L’EMPEREUR DU NORD
Quand Robert Aldrich réunit deux sacrés pointures du cinéma américain! En 1967, le réalisateur de Vera Cruz (1954), En quatrième vitesse (1955), Attack (1956) avait déjà offert deux beaux rôles à Lee Marvin et Ernest Borgnine en tête d’affiche des Douze salopards. Par ailleurs, les deux comédiens avaient déjà joué ensemble en 1955 dans Un homme est passé de John Sturges et Les inconnus dans la ville de Richard Fleischer. Ils se retrouvaient donc, en 1973, dans L’empereur du Nord pour un formidable affrontement sur fond de Grande dépression…
A l’automne 1933, la crise économique est à son apogée aux États-Unis, plongeant des millions d’hommes et de femmes dans la misère la plus totale. Des vagabonds arpentent le pays à la recherche d’un emploi ou d’une simple soupe. Les uns se lancent dans le gangstérisme, d’autres -les trimardeurs- errent le long des voies ferrées, tentant d’échapper aux contrôleurs pour voyager illégalement et gratuitement à bord des trains.

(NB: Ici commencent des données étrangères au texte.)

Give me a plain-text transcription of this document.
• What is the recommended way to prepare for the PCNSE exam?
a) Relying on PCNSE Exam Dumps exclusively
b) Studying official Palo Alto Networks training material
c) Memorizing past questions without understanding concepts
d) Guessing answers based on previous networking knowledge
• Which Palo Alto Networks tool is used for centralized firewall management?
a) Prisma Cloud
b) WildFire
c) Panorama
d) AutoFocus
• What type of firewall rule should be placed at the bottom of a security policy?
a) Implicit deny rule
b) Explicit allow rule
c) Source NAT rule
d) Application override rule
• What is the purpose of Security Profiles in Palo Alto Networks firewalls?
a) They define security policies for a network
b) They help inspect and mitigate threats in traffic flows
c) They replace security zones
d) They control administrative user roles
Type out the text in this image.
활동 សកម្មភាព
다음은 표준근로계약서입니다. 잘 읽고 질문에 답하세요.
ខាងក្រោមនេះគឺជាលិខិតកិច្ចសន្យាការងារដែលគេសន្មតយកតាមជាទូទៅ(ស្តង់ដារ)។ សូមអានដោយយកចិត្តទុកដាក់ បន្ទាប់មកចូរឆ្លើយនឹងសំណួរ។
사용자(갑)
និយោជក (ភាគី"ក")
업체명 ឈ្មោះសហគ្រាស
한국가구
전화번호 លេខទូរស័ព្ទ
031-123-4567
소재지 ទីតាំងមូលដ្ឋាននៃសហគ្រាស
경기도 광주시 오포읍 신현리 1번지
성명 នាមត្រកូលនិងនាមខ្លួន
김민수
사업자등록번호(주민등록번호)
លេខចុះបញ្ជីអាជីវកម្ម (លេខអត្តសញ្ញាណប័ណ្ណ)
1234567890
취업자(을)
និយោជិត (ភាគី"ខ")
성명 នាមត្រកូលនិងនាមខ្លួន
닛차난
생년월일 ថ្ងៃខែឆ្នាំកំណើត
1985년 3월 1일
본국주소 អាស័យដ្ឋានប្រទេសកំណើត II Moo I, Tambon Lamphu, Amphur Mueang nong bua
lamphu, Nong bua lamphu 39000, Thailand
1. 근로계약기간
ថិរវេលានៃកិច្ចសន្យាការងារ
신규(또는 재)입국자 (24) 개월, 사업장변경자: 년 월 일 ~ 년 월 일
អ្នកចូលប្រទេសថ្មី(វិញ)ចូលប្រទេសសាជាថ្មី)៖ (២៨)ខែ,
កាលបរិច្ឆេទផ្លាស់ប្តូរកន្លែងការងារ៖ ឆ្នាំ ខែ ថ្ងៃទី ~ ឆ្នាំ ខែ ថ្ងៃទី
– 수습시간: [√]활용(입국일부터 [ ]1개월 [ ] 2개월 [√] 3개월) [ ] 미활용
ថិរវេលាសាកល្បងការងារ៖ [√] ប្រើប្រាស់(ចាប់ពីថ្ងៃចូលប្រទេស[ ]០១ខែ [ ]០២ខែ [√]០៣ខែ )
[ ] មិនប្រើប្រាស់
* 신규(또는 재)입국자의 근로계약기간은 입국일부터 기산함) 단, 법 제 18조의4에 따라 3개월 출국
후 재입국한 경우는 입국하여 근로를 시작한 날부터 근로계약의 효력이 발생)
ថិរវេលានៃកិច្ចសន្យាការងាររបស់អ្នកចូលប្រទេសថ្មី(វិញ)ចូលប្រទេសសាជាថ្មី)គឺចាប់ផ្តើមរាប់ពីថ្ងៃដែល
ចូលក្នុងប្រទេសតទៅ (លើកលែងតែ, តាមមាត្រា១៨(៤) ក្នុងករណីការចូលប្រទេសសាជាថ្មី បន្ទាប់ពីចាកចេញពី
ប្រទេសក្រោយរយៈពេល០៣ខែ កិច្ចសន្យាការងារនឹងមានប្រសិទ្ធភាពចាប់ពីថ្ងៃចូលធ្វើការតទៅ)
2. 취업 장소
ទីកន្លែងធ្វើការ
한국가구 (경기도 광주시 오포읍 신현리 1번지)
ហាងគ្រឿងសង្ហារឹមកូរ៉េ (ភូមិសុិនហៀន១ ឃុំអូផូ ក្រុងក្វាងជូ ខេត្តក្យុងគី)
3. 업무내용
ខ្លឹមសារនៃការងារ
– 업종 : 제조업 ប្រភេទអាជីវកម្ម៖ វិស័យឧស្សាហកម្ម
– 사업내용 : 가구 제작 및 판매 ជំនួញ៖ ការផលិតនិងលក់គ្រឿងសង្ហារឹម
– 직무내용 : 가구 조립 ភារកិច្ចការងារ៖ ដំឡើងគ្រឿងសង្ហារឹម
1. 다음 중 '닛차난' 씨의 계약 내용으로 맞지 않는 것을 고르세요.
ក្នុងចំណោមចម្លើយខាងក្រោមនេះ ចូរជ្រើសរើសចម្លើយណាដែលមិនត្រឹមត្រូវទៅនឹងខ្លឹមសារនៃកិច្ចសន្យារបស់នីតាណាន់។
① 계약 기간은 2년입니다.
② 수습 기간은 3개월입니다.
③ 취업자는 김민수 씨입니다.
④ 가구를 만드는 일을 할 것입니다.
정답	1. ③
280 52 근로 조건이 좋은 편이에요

Dans l’Oregon, le train le plus convoité est celui de la ligne 19 mais la belle locomotive et ses wagons de marchandises sont gardés par Shack, une brute sanguinaire et sadique. Le contrôleur et Cracker, son aide, n’hésitent pas à employer la violence et exterminent sauvagement tous ceux qui osent monter dans le convoi. Shack est célèbre pour sa férocité dans toute la communauté des trimardeurs…
Face à Shack, les trimardeurs ont leur figure de légende en la personne de Numéro 1. Pas franchement admirateurs du sauvage contrôleur, les cheminots veulent bien parier que le vagabond rendra un jour, la monnaie de sa pièce en Shack en devenant le « Roi du rail ».
Dans ce projet primitivement destiné à Sam Peckinpah, Robert Aldrich, dans les beaux paysages de l’Oregon, donne toute sa mesure en multipliant les péripéties (parfois amusantes comme lorsque les trimardeurs volent des vêtements lors d’un baptême dans une rivière) et les scènes d’action. Sous le regard de Cigarette, jeune trimardeur vantard (le débutant Keith Carradine), Shack et Numéro 1 s’affrontent sans cesse, le premier protégeant frénétiquement son train, le second se faisant un point d’honneur d’y voyager… De quoi permettre à Aldrich des moments de bravoure, notamment lorsque Shack tente de déloger Numéro 1 et Cigarette, accrochés sous un wagon, en leur lançant un lourd gourdin en métal accroché à une chaîne…
Dans un long combat sanguinaire qui raconte aussi les rêves perdus d’une Amérique de parias, Ernest Borgnine et Lee Marvin composent deux remarquables figures obsessionnelles. Shack (Borgnine) est une brute sauvage et Numéro 1 (Marvin), un vagabond de peu de mots qui a beaucoup vécu et s’est forgé une « philosophie » de vie qui l’amènera à punir Cigarette, indigne du fameux train…
Outre L’empereur du Nord présenté dans une belle version restaurée et accompagné, en supplément, d’un entretien avec le scénariste Christopher Knopf, le coffret comprend également, sous la plume de Doug Headline, un livret exclusif (86 pages) illustré de rares photos d’archives sur ce film tourné sur la ligne de chemin de fer, aujourd’hui disparue, où Buster Keaton mit en scène son Mécano de la Général en 1927.